Ia menjelaskan, hal pertama yang tidak bisa dicapai adalah pertumbuhan ekonomi yang hanya bisa tumbuh 5,17 persen. Angka ini jauh dari target pemerintah sebesar 5,4 persen.
Lalu, realisasi nilai tukar sebesar Rp 14.247 per dolar AS dinilai lebih tinggi dibandingkan asumsi APBN yang hanya sebesar Rp 13.441 per dolar AS. Realisasi ICP tahun 2018 telah mencapai USD 67,5 per barel atau lebih tinggi dibandingkan asumsi APBN sebesar USD 48 per barel.
Kepada Sri Mulyani, Said juga mengatakan bahwa lifting minyak juga hanya tercapai 778.000 barel per hari. Ini jauh dari target di APBN 2018 sebanyak 800.000 barel per hari.
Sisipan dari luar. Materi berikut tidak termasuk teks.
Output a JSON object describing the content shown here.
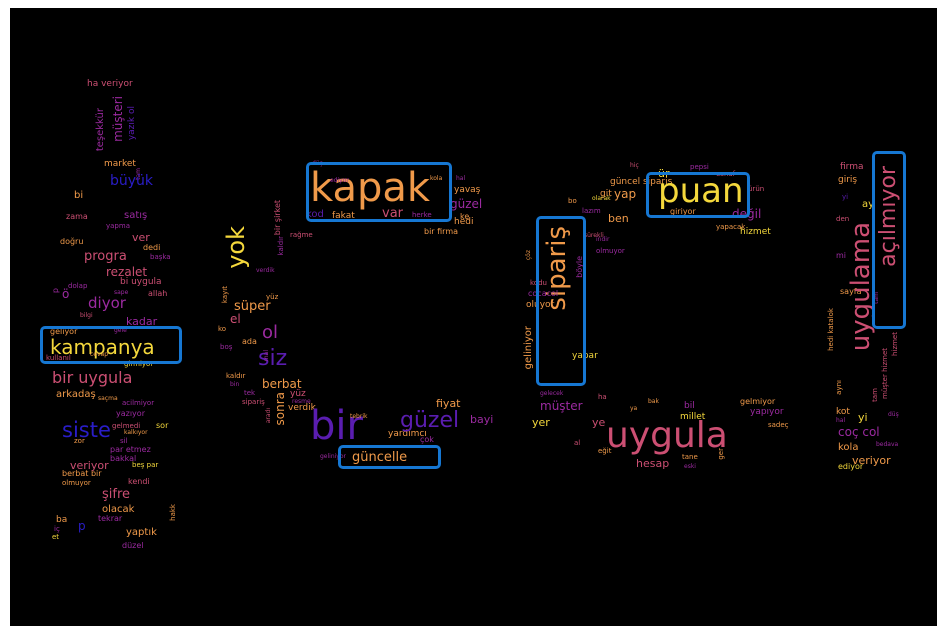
{
  "palette": {
    "background": "#000000",
    "highlight": "#1677d2",
    "yellow": "#f4d83c",
    "orange": "#f09a4a",
    "pink": "#cc4f73",
    "magenta": "#9b2aa0",
    "purple": "#5a1db0",
    "blue": "#2a1dc8"
  },
  "highlighted_words": [
    "kapak",
    "puan",
    "sipariş",
    "açılmıyor",
    "kampanya",
    "güncelle"
  ],
  "words": [
    {
      "text": "bir",
      "color": "#5a1db0"
    },
    {
      "text": "uygula",
      "color": "#cc4f73"
    },
    {
      "text": "kapak",
      "color": "#f09a4a"
    },
    {
      "text": "puan",
      "color": "#f4d83c"
    },
    {
      "text": "uygulama",
      "color": "#cc4f73"
    },
    {
      "text": "sipariş",
      "color": "#f09a4a"
    },
    {
      "text": "açılmıyor",
      "color": "#cc4f73"
    },
    {
      "text": "kampanya",
      "color": "#f4d83c"
    },
    {
      "text": "güzel",
      "color": "#5a1db0"
    },
    {
      "text": "yok",
      "color": "#f4d83c"
    },
    {
      "text": "siz",
      "color": "#5a1db0"
    },
    {
      "text": "siste",
      "color": "#2a1dc8"
    },
    {
      "text": "bir uygula",
      "color": "#cc4f73"
    },
    {
      "text": "güncelle",
      "color": "#f09a4a"
    },
    {
      "text": "ol",
      "color": "#9b2aa0"
    },
    {
      "text": "diyor",
      "color": "#9b2aa0"
    },
    {
      "text": "var",
      "color": "#cc4f73"
    },
    {
      "text": "ür",
      "color": "#f4d83c"
    },
    {
      "text": "yap",
      "color": "#f09a4a"
    },
    {
      "text": "ben",
      "color": "#f09a4a"
    },
    {
      "text": "müşter",
      "color": "#9b2aa0"
    },
    {
      "text": "müşteri",
      "color": "#9b2aa0"
    },
    {
      "text": "değil",
      "color": "#9b2aa0"
    },
    {
      "text": "hesap",
      "color": "#cc4f73"
    },
    {
      "text": "fiyat",
      "color": "#f09a4a"
    },
    {
      "text": "coç col",
      "color": "#9b2aa0"
    },
    {
      "text": "veriyor",
      "color": "#f09a4a"
    },
    {
      "text": "şifre",
      "color": "#cc4f73"
    },
    {
      "text": "kadar",
      "color": "#9b2aa0"
    },
    {
      "text": "rezalet",
      "color": "#cc4f73"
    },
    {
      "text": "progra",
      "color": "#cc4f73"
    },
    {
      "text": "süper",
      "color": "#f09a4a"
    },
    {
      "text": "sonra",
      "color": "#f09a4a"
    },
    {
      "text": "berbat",
      "color": "#f09a4a"
    },
    {
      "text": "el",
      "color": "#cc4f73"
    },
    {
      "text": "yer",
      "color": "#f4d83c"
    },
    {
      "text": "ye",
      "color": "#cc4f73"
    },
    {
      "text": "bayi",
      "color": "#9b2aa0"
    },
    {
      "text": "kod",
      "color": "#5a1db0"
    },
    {
      "text": "fakat",
      "color": "#f09a4a"
    },
    {
      "text": "bir firma",
      "color": "#f09a4a"
    },
    {
      "text": "hedi",
      "color": "#f09a4a"
    },
    {
      "text": "rağme",
      "color": "#f09a4a"
    },
    {
      "text": "yavaş",
      "color": "#f09a4a"
    },
    {
      "text": "ke",
      "color": "#9b2aa0"
    },
    {
      "text": "herke",
      "color": "#cc4f73"
    },
    {
      "text": "bir şirket",
      "color": "#cc4f73"
    },
    {
      "text": "ha veriyor",
      "color": "#9b2aa0"
    },
    {
      "text": "teşekkür",
      "color": "#cc4f73"
    },
    {
      "text": "yazık ol",
      "color": "#9b2aa0"
    },
    {
      "text": "market",
      "color": "#5a1db0"
    },
    {
      "text": "büyük",
      "color": "#f09a4a"
    },
    {
      "text": "bi",
      "color": "#2a1dc8"
    },
    {
      "text": "zama",
      "color": "#f09a4a"
    },
    {
      "text": "satış",
      "color": "#cc4f73"
    },
    {
      "text": "yapma",
      "color": "#9b2aa0"
    },
    {
      "text": "ver",
      "color": "#cc4f73"
    },
    {
      "text": "doğru",
      "color": "#f09a4a"
    },
    {
      "text": "dedi",
      "color": "#f09a4a"
    },
    {
      "text": "başka",
      "color": "#9b2aa0"
    },
    {
      "text": "bi uygula",
      "color": "#cc4f73"
    },
    {
      "text": "allah",
      "color": "#cc4f73"
    },
    {
      "text": "ö",
      "color": "#9b2aa0"
    },
    {
      "text": "geliyor",
      "color": "#f09a4a"
    },
    {
      "text": "arkadaş",
      "color": "#f09a4a"
    },
    {
      "text": "yazıyor",
      "color": "#9b2aa0"
    },
    {
      "text": "lütfe",
      "color": "#cc4f73"
    },
    {
      "text": "olacak",
      "color": "#f09a4a"
    },
    {
      "text": "yaptık",
      "color": "#f09a4a"
    },
    {
      "text": "düzel",
      "color": "#9b2aa0"
    },
    {
      "text": "kendi",
      "color": "#cc4f73"
    },
    {
      "text": "tekrar",
      "color": "#9b2aa0"
    },
    {
      "text": "beş par",
      "color": "#f4d83c"
    },
    {
      "text": "kullanıl",
      "color": "#cc4f73"
    },
    {
      "text": "acilmiyor",
      "color": "#9b2aa0"
    },
    {
      "text": "kalkıyor",
      "color": "#f09a4a"
    },
    {
      "text": "sil",
      "color": "#9b2aa0"
    },
    {
      "text": "sor",
      "color": "#f4d83c"
    },
    {
      "text": "zor",
      "color": "#f09a4a"
    },
    {
      "text": "par etmez",
      "color": "#9b2aa0"
    },
    {
      "text": "bakkal",
      "color": "#9b2aa0"
    },
    {
      "text": "berbat bir",
      "color": "#f09a4a"
    },
    {
      "text": "olmuyor",
      "color": "#f09a4a"
    },
    {
      "text": "hakk",
      "color": "#f09a4a"
    },
    {
      "text": "ba",
      "color": "#f09a4a"
    },
    {
      "text": "iç",
      "color": "#9b2aa0"
    },
    {
      "text": "et",
      "color": "#f4d83c"
    },
    {
      "text": "p",
      "color": "#2a1dc8"
    },
    {
      "text": "dolap",
      "color": "#9b2aa0"
    },
    {
      "text": "bilgi",
      "color": "#9b2aa0"
    },
    {
      "text": "gelmedi",
      "color": "#9b2aa0"
    },
    {
      "text": "saçma",
      "color": "#9b2aa0"
    },
    {
      "text": "cevap",
      "color": "#cc4f73"
    },
    {
      "text": "sape",
      "color": "#9b2aa0"
    },
    {
      "text": "gele",
      "color": "#f09a4a"
    },
    {
      "text": "girmiyor",
      "color": "#9b2aa0"
    },
    {
      "text": "geç",
      "color": "#f4d83c"
    },
    {
      "text": "dünya",
      "color": "#f09a4a"
    },
    {
      "text": "kayıt",
      "color": "#f09a4a"
    },
    {
      "text": "ko",
      "color": "#9b2aa0"
    },
    {
      "text": "boş",
      "color": "#f09a4a"
    },
    {
      "text": "ada",
      "color": "#f09a4a"
    },
    {
      "text": "kaldır",
      "color": "#9b2aa0"
    },
    {
      "text": "bin",
      "color": "#cc4f73"
    },
    {
      "text": "sipariş",
      "color": "#9b2aa0"
    },
    {
      "text": "tek",
      "color": "#cc4f73"
    },
    {
      "text": "yüz",
      "color": "#f09a4a"
    },
    {
      "text": "verdik",
      "color": "#f09a4a"
    },
    {
      "text": "mal",
      "color": "#9b2aa0"
    },
    {
      "text": "resme",
      "color": "#9b2aa0"
    },
    {
      "text": "aradı",
      "color": "#9b2aa0"
    },
    {
      "text": "tebrik",
      "color": "#cc4f73"
    },
    {
      "text": "yardımcı",
      "color": "#f09a4a"
    },
    {
      "text": "çok",
      "color": "#f09a4a"
    },
    {
      "text": "geliniyor",
      "color": "#9b2aa0"
    },
    {
      "text": "oluyor",
      "color": "#9b2aa0"
    },
    {
      "text": "cocacol",
      "color": "#f09a4a"
    },
    {
      "text": "kodu",
      "color": "#f09a4a"
    },
    {
      "text": "çöz",
      "color": "#9b2aa0"
    },
    {
      "text": "yapar",
      "color": "#cc4f73"
    },
    {
      "text": "böyle",
      "color": "#f09a4a"
    },
    {
      "text": "bo",
      "color": "#f4d83c"
    },
    {
      "text": "güncel siparis",
      "color": "#9b2aa0"
    },
    {
      "text": "git",
      "color": "#f09a4a"
    },
    {
      "text": "olarak",
      "color": "#f09a4a"
    },
    {
      "text": "sürekli",
      "color": "#f09a4a"
    },
    {
      "text": "lazım",
      "color": "#f4d83c"
    },
    {
      "text": "indir",
      "color": "#cc4f73"
    },
    {
      "text": "giriyor",
      "color": "#9b2aa0"
    },
    {
      "text": "hiç",
      "color": "#9b2aa0"
    },
    {
      "text": "pepsi",
      "color": "#f09a4a"
    },
    {
      "text": "esnaf",
      "color": "#cc4f73"
    },
    {
      "text": "ürün",
      "color": "#9b2aa0"
    },
    {
      "text": "yapacak",
      "color": "#cc4f73"
    },
    {
      "text": "hizmet",
      "color": "#cc4f73"
    },
    {
      "text": "ha",
      "color": "#f09a4a"
    },
    {
      "text": "ya",
      "color": "#f4d83c"
    },
    {
      "text": "bak",
      "color": "#cc4f73"
    },
    {
      "text": "millet",
      "color": "#f09a4a"
    },
    {
      "text": "gelecek",
      "color": "#f09a4a"
    },
    {
      "text": "al",
      "color": "#f4d83c"
    },
    {
      "text": "eğit",
      "color": "#9b2aa0"
    },
    {
      "text": "tane",
      "color": "#cc4f73"
    },
    {
      "text": "eski",
      "color": "#f09a4a"
    },
    {
      "text": "bil",
      "color": "#f09a4a"
    },
    {
      "text": "gelmiyor",
      "color": "#9b2aa0"
    },
    {
      "text": "yapıyor",
      "color": "#9b2aa0"
    },
    {
      "text": "sadeç",
      "color": "#f09a4a"
    },
    {
      "text": "giremiyor",
      "color": "#9b2aa0"
    },
    {
      "text": "adet",
      "color": "#f09a4a"
    },
    {
      "text": "ger",
      "color": "#f09a4a"
    },
    {
      "text": "firma",
      "color": "#cc4f73"
    },
    {
      "text": "giriş",
      "color": "#f09a4a"
    },
    {
      "text": "ay",
      "color": "#f4d83c"
    },
    {
      "text": "den",
      "color": "#cc4f73"
    },
    {
      "text": "sayfa",
      "color": "#f09a4a"
    },
    {
      "text": "mi",
      "color": "#9b2aa0"
    },
    {
      "text": "hedi katalok",
      "color": "#f09a4a"
    },
    {
      "text": "hizmet",
      "color": "#cc4f73"
    },
    {
      "text": "müşter hizmet",
      "color": "#cc4f73"
    },
    {
      "text": "aynı",
      "color": "#f09a4a"
    },
    {
      "text": "kot",
      "color": "#f09a4a"
    },
    {
      "text": "yi",
      "color": "#f4d83c"
    },
    {
      "text": "tam",
      "color": "#cc4f73"
    },
    {
      "text": "düş",
      "color": "#9b2aa0"
    },
    {
      "text": "hal",
      "color": "#9b2aa0"
    },
    {
      "text": "kola",
      "color": "#f09a4a"
    },
    {
      "text": "ediyor",
      "color": "#f4d83c"
    },
    {
      "text": "bedava",
      "color": "#9b2aa0"
    },
    {
      "text": "ola",
      "color": "#5a1db0"
    },
    {
      "text": "kullanıl diyor",
      "color": "#9b2aa0"
    },
    {
      "text": "güncellemegünce",
      "color": "#9b2aa0"
    },
    {
      "text": "okuyor",
      "color": "#9b2aa0"
    },
    {
      "text": "sıfır",
      "color": "#f09a4a"
    },
    {
      "text": "eder",
      "color": "#9b2aa0"
    }
  ]
}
Sementara lifting gas hanya mencapai 1,14 juta barel setara minyak bumi per hari, lebih kecil dibandingkan target 1,2 juta barel setara minyak bumi per hari.
Terakhir, tingkat pengangguran terbuka hingga Agustus 2018 tercatat sebesar 5,34 persen lebih tinggi dari target APBN 2018 sebesar 5,0-5,3 persen.
“Dalam pelaksanaan APBN tahun 2018 pemerintah tidak dapat mencapai beberapa target asumsi dasar ekonomi makro dan target pembangunan tahun 2018,” ucap Said.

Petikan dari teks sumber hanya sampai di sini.